If you don't have access to TRX or rings, swap these out for bent over rows or even single arm bent over rows!

- OR -

BENT OVER ROW
Start standing with the dumbbells at your sides. Set up by lowering the dumbbells to just below the knee - make sure you're keeping your back flat, chest proud, and belly tight. From here, keeping the torso position set and the chest lifted - pull the elbows back and bring the dumbbells to just below the chest. Keep the belly tight. Bring the dumbbells back to just below the knee with the arms straight at the bottom. No kipping or pulling your CHEST down!

CUSTOMIZATIONS
Single DB Bent Over Row

MAMA MODIFICATIONS

Run/Jog

To manage or avoid the added pressure to the pelvic floor that the impact from running can create, sub: Taps, Row, Bike, Farmer Carry, Sled Push/Drag, Quick Step Ups, High Knee Step Overs, Elevated 1 Legged Plank Rock.

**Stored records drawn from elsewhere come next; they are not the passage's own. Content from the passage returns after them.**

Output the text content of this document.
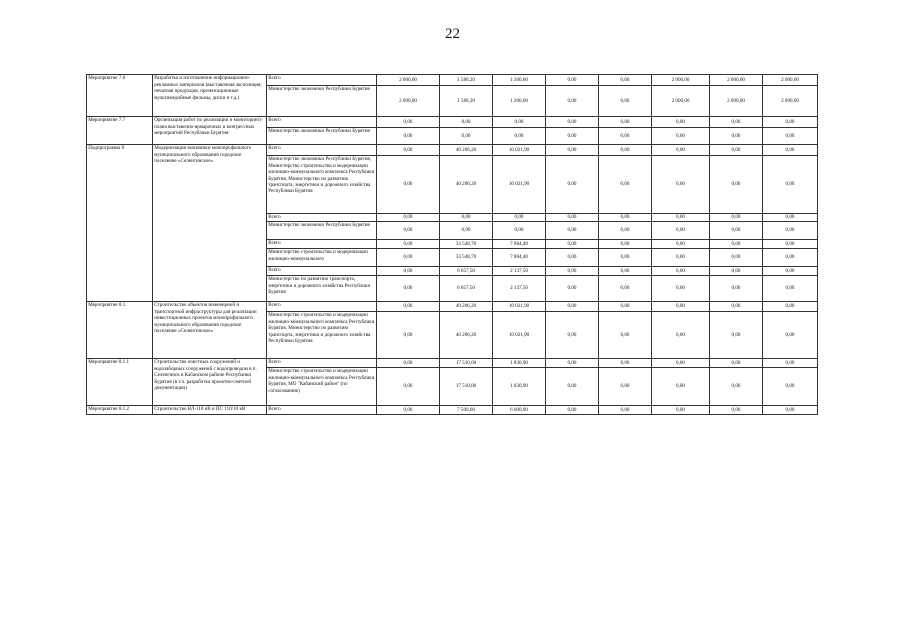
22
Мероприятие 7.6	Разработка и изготовление информационно-рекламных материалов (выставочная экспозиция, печатная продукция, презентационные мультимедийные фильмы, диски и т.д.)	Всего	2 000,00	1 580,20	1 200,00	0,00	0,00	2 000,00	2 000,00	2 000,00
		Министерство экономики Республики Бурятия	2 000,00	1 580,20	1 200,00	0,00	0,00	2 000,00	2 000,00	2 000,00
Мероприятие 7.7	Организация работ по реализации и мониторингу плана выставочно-ярмарочных и конгрессных мероприятий Республики Бурятия	Всего	0,00	0,00	0,00	0,00	0,00	0,00	0,00	0,00
		Министерство экономики Республики Бурятия	0,00	0,00	0,00	0,00	0,00	0,00	0,00	0,00
Подпрограмма 8	Модернизация экономики монопрофильного муниципального образования городское поселение «Селенгинское»	Всего	0,00	40 206,20	10 021,90	0,00	0,00	0,00	0,00	0,00
		Министерство экономики Республики Бурятия, Министерство строительства и модернизации жилищно-коммунального комплекса Республики Бурятия, Министерство по развитию транспорта, энергетики и дорожного хозяйства Республики Бурятия	0,00	40 206,20	10 021,90	0,00	0,00	0,00	0,00	0,00
		Всего	0,00	0,00	0,00	0,00	0,00	0,00	0,00	0,00
		Министерство экономики Республики Бурятия	0,00	0,00	0,00	0,00	0,00	0,00	0,00	0,00
		Всего	0,00	33 548,70	7 884,40	0,00	0,00	0,00	0,00	0,00
		Министерство строительства и модернизации жилищно-коммунального	0,00	33 548,70	7 884,40	0,00	0,00	0,00	0,00	0,00
		Всего	0,00	6 657,50	2 137,50	0,00	0,00	0,00	0,00	0,00
		Министерство по развитию транспорта, энергетики и дорожного хозяйства Республики Бурятия	0,00	6 657,50	2 137,50	0,00	0,00	0,00	0,00	0,00
Мероприятие 8.1.	Строительство объектов инженерной и транспортной инфраструктуры для реализации инвестиционных проектов монопрофильного муниципального образования городское поселение «Селенгинское»	Всего	0,00	40 206,20	10 021,90	0,00	0,00	0,00	0,00	0,00
		Министерство строительства и модернизации жилищно-коммунального комплекса Республики Бурятия, Министерство по развитию транспорта, энергетики и дорожного хозяйства Республики Бурятия	0,00	40 206,20	10 021,90	0,00	0,00	0,00	0,00	0,00
Мероприятие 8.1.1	Строительство очистных сооружений и водозаборных сооружений с водопроводом в п. Селенгинск в Кабанском районе Республики Бурятия (в т.ч. разработка проектно-сметной документации)	Всего	0,00	17 510,00	1 830,90	0,00	0,00	0,00	0,00	0,00
		Министерство строительства и модернизации жилищно-коммунального комплекса Республики Бурятия, МО "Кабанский район" (по согласованию)	0,00	17 510,00	1 830,90	0,00	0,00	0,00	0,00	0,00
Мероприятие 8.1.2	Строительство ВЛ-110 кВ и ПС 110/10 кВ	Всего	0,00	7 500,60	6 000,00	0,00	0,00	0,00	0,00	0,00
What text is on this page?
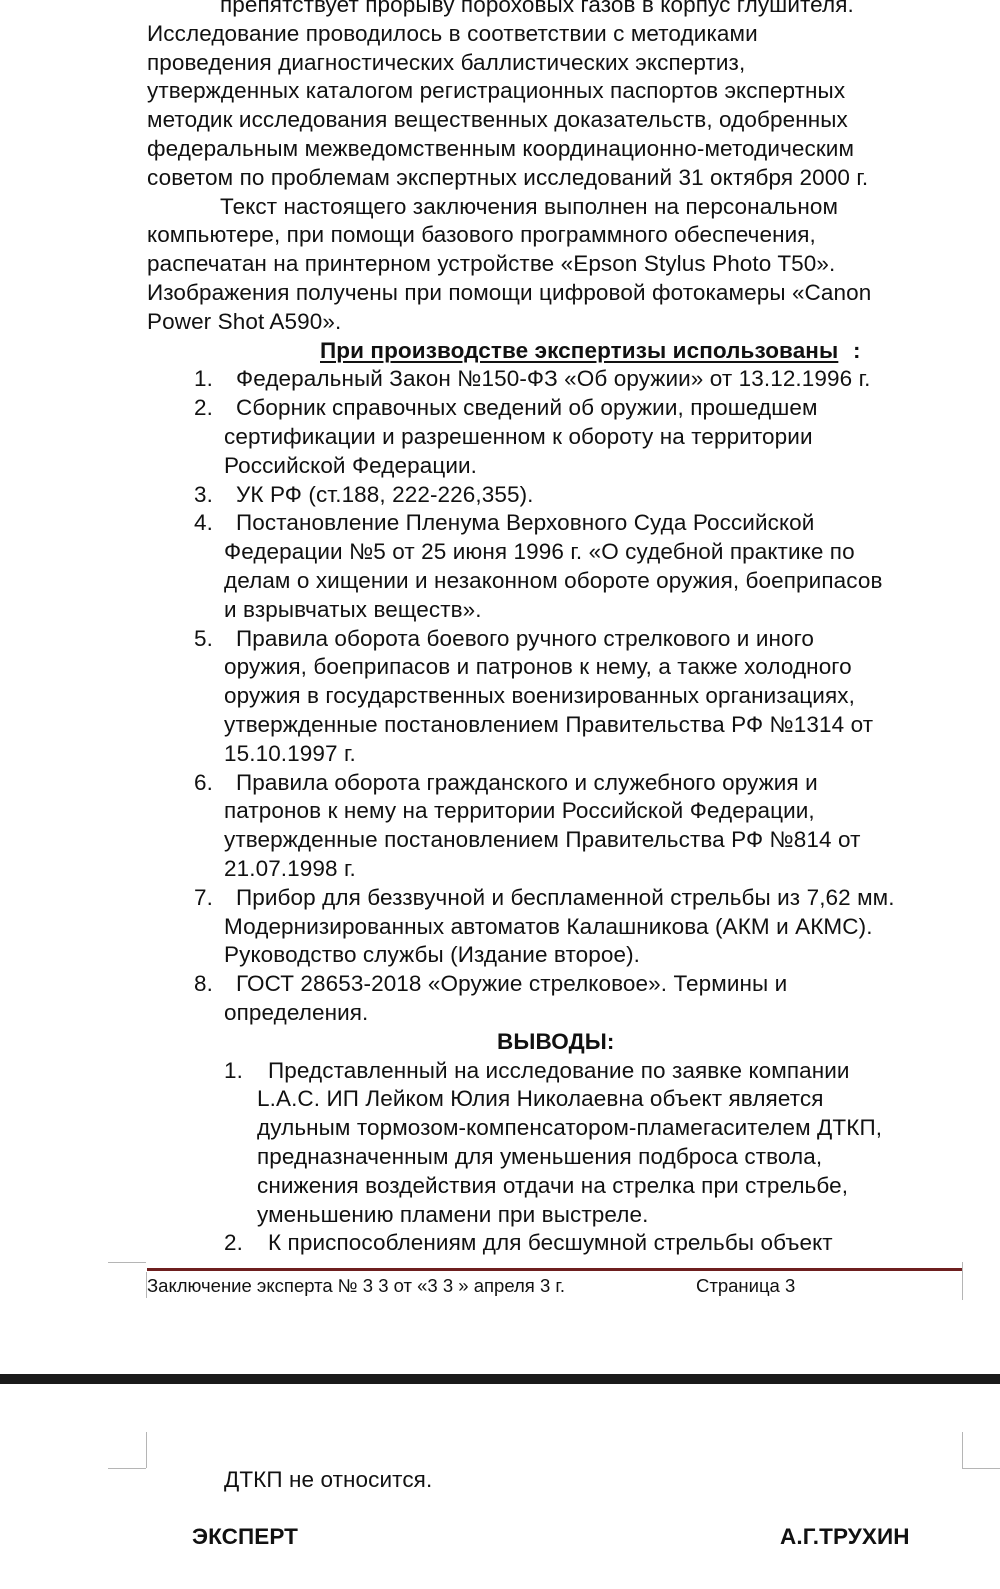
препятствует прорыву пороховых газов в корпус глушителя.
Исследование проводилось в соответствии с методиками
проведения диагностических баллистических экспертиз,
утвержденных каталогом регистрационных паспортов экспертных
методик исследования вещественных доказательств, одобренных
федеральным межведомственным координационно-методическим
советом по проблемам экспертных исследований 31 октября 2000 г.
Текст настоящего заключения выполнен на персональном
компьютере, при помощи базового программного обеспечения,
распечатан на принтерном устройстве «Epson Stylus Photo T50».
Изображения получены при помощи цифровой фотокамеры «Canon
Power Shot A590».
При производстве экспертизы использованы :
1. Федеральный Закон №150-ФЗ «Об оружии» от 13.12.1996 г.
2. Сборник справочных сведений об оружии, прошедшем
сертификации и разрешенном к обороту на территории
Российской Федерации.
3. УК РФ (ст.188, 222-226,355).
4. Постановление Пленума Верховного Суда Российской
Федерации №5 от 25 июня 1996 г. «О судебной практике по
делам о хищении и незаконном обороте оружия, боеприпасов
и взрывчатых веществ».
5. Правила оборота боевого ручного стрелкового и иного
оружия, боеприпасов и патронов к нему, а также холодного
оружия в государственных военизированных организациях,
утвержденные постановлением Правительства РФ №1314 от
15.10.1997 г.
6. Правила оборота гражданского и служебного оружия и
патронов к нему на территории Российской Федерации,
утвержденные постановлением Правительства РФ №814 от
21.07.1998 г.
7. Прибор для беззвучной и беспламенной стрельбы из 7,62 мм.
Модернизированных автоматов Калашникова (АКМ и АКМС).
Руководство службы (Издание второе).
8. ГОСТ 28653-2018 «Оружие стрелковое». Термины и
определения.
ВЫВОДЫ:
1. Представленный на исследование по заявке компании
L.A.C. ИП Лейком Юлия Николаевна объект является
дульным тормозом-компенсатором-пламегасителем ДТКП,
предназначенным для уменьшения подброса ствола,
снижения воздействия отдачи на стрелка при стрельбе,
уменьшению пламени при выстреле.
2. К приспособлениям для бесшумной стрельбы объект
Заключение эксперта № 3 3 от «3 3 » апреля 3 г.	Страница 3
ДТКП не относится.
ЭКСПЕРТ	А.Г.ТРУХИН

If you're postpartum and working towards rehab-ing your core and pelvic floor you can choose from the same subs for pregnancy and/or scaling the distance that you run so that you can focus on your posture, breathing mechanics, and managing the pressure of your or and pelvic floor.

Pull Ups

For managing the pressure of the core and pelvic floor during Early Pregnancy or later on in the Rebuilding stages of PP sub: strict pull ups or banded pull ups. To avoid any coning in the belly during 2nd/3rd Trimester or Rehab stage of PP, while hanging from the bar sub: Ring Rows, Bent Over Rows, Barbell Pull Ups Banded Lat Pull Downs, Banded Woodchop, Banded Lat Pull Downs, DB/KB Front Raises. Kipping Pull Ups should only be added back into the later stages of Rebuilding in PP once the rehab is complete and athlete shows proficiency in strict movements.